The absence of a national aging policy is hindering local efforts to provide support for older residents. 

At the same time, the clock is ticking toward 2030, when 73 million Americans will be over the age of 65, with a tipping point coming in 2035, when the population of Americans over 65 will outnumber those 18 and under. 

“That will have a dramatic impact on the services and support that county governments provide,” said Sandy Markwood told a luncheon audience. She is the executive director of the National Association of Area Agencies on Aging. “Given the increasing longevity of older adults, aging services and support is now encompassing not one generation of older adults, but multiple generations of older adults.” 

She pointed out that 70 percent of older adults will need 3-5 years of services and support to help them age successfully, a number driven in large part by dementia. 

NACo First Vice President Mary Ann Borgeson plans to focus her presidential initiative on the aging support services that counties provide. 

Ventura County, among others in Southern California, is seeing a lot of younger residents leave to escape high housing costs, increasing the proportion of older residents.

Barry Zimmerman, director of the county’s human services agency, projected that by 2030, one-third of the county’s residents will be over 60.

“For us, this is a concern that we’re only now becoming aware of,”  he said. “To be frank, there hasn’t been a lot of focus on the aging and the needs of the aging cycle.”

The county is partnering with its area agency on aging to create a dementia-friendly community.
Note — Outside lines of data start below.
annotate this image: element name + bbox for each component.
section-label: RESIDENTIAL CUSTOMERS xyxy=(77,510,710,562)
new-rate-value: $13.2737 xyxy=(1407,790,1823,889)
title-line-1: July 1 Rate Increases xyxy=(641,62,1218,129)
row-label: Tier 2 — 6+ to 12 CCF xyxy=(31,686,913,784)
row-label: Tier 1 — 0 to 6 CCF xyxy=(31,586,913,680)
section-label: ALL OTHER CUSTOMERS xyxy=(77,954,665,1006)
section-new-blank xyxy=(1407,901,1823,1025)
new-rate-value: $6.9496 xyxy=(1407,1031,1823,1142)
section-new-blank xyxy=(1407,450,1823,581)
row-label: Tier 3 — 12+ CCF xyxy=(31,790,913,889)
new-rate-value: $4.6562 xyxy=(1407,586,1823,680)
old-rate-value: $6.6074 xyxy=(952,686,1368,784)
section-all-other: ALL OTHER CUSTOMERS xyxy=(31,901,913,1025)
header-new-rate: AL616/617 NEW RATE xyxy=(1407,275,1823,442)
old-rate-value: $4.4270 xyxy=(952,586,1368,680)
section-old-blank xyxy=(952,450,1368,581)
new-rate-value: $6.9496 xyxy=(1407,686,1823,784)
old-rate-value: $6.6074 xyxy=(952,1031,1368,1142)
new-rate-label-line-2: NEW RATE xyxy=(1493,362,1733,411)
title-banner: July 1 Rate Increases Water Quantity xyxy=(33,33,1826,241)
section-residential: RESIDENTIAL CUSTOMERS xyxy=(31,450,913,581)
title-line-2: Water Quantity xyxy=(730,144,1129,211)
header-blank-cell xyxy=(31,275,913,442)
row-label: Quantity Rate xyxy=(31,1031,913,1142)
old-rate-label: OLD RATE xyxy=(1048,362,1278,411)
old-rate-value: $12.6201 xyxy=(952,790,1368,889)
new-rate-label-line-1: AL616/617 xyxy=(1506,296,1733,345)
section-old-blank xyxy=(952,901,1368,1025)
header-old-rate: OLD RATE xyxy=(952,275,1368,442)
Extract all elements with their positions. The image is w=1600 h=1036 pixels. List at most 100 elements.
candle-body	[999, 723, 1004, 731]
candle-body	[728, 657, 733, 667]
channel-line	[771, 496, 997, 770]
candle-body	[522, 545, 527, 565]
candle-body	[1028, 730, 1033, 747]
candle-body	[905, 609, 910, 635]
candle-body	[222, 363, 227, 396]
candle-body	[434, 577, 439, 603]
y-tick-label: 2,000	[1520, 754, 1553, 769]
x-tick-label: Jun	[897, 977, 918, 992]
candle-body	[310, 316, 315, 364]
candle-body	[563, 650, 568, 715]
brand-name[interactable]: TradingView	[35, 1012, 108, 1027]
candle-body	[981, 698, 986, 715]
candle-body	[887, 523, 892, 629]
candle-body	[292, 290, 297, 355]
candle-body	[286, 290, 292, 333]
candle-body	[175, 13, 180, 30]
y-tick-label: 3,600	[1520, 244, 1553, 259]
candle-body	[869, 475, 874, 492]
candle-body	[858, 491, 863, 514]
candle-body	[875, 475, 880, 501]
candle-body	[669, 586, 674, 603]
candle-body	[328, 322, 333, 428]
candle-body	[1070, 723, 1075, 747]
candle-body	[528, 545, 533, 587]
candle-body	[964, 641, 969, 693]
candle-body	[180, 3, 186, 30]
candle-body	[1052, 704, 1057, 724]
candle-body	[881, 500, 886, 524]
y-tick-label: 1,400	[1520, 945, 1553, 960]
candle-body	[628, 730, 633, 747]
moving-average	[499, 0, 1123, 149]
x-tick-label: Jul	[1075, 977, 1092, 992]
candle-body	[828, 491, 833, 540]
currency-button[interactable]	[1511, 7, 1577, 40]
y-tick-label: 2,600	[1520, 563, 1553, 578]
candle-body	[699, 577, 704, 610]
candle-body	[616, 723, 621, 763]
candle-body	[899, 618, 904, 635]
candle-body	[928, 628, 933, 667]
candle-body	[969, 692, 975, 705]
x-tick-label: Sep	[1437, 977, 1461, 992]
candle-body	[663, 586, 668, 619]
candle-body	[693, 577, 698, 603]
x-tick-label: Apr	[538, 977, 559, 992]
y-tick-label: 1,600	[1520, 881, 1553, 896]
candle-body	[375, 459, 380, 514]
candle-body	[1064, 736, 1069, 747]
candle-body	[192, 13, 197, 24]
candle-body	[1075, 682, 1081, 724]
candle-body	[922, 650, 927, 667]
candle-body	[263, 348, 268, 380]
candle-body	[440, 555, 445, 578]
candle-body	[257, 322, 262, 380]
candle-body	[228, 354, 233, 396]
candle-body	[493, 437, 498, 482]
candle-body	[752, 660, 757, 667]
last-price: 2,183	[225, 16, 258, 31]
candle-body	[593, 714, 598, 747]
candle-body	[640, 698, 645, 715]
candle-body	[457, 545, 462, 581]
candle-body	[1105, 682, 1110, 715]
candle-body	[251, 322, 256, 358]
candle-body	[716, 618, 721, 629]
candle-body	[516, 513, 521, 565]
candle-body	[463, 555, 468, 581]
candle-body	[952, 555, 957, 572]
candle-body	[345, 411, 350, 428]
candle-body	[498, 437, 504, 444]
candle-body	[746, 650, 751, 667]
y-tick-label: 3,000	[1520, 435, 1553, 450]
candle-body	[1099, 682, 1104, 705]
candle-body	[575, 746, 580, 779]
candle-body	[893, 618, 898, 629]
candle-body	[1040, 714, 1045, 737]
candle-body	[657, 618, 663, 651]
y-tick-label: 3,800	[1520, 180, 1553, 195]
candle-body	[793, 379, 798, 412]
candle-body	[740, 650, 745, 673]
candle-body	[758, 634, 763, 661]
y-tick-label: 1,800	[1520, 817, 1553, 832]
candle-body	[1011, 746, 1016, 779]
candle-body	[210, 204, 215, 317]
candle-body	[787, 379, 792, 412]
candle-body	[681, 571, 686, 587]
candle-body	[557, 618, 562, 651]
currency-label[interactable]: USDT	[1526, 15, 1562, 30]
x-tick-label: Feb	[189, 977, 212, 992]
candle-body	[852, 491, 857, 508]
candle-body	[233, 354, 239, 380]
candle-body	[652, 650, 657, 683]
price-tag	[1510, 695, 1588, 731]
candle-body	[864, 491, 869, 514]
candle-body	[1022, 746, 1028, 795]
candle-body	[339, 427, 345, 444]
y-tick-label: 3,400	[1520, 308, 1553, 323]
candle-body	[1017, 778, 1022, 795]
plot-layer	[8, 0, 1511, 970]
“We promote awareness of what dementia is, what it isn’t and how to address dementia or the decline of cognitive abilities as people age.”

That involved educating the public on what people experience as dementia progresses, and employing a sensory activity that emulates the challenges someone with dementia faces as their faculties are affected, which Zimmerman said helped give his adult protection practitioners and health care providers a greater understanding of what their clients experience.

“You would assume health care providers would be aware of some of the issues surrounding dementia, but they are not.”

Mary Rumbaugh, director of Clackamas County, Ore.’s Behavioral Health division, shared the story of the county’s senior loneliness line, which is staffed 24 hours a day to connect older adults to older adult specialists. 

Launched in 2018, the service offers resources and referrals for services to address their needs, including preventing elder abuse and suicide, but Rumbaugh said it offers something more.

“When somebody calls, they can have a friendly person to talk to, someone to listen to them, they can get emotional support and understanding,” she said.

The service recorded its 3,000th call in June, and call volume increases every month.

She related the story of an older woman who was one of the service’s first callers, who was dealing with such significant stressors that operators sent paramedics to her home. They followed up with calls to her home and postcards, and the woman has returned to good health.

“It helped that everyone who spoke to her had a good understanding of what she was dealing with and she didn’t have to retell her story every time she called,” Rumbaugh said.

They, along with Kirstin Dillon from AARP, bemoaned the lack of coordinated service development around aging, even as the “tidal wave” approaches.

Dillon said any progress was a good start.

“Sometimes it feels so daunting thinking about where you start” such a large task, she said. “The important thing is to start somewhere small, something you galvanize support around. Then build from there.”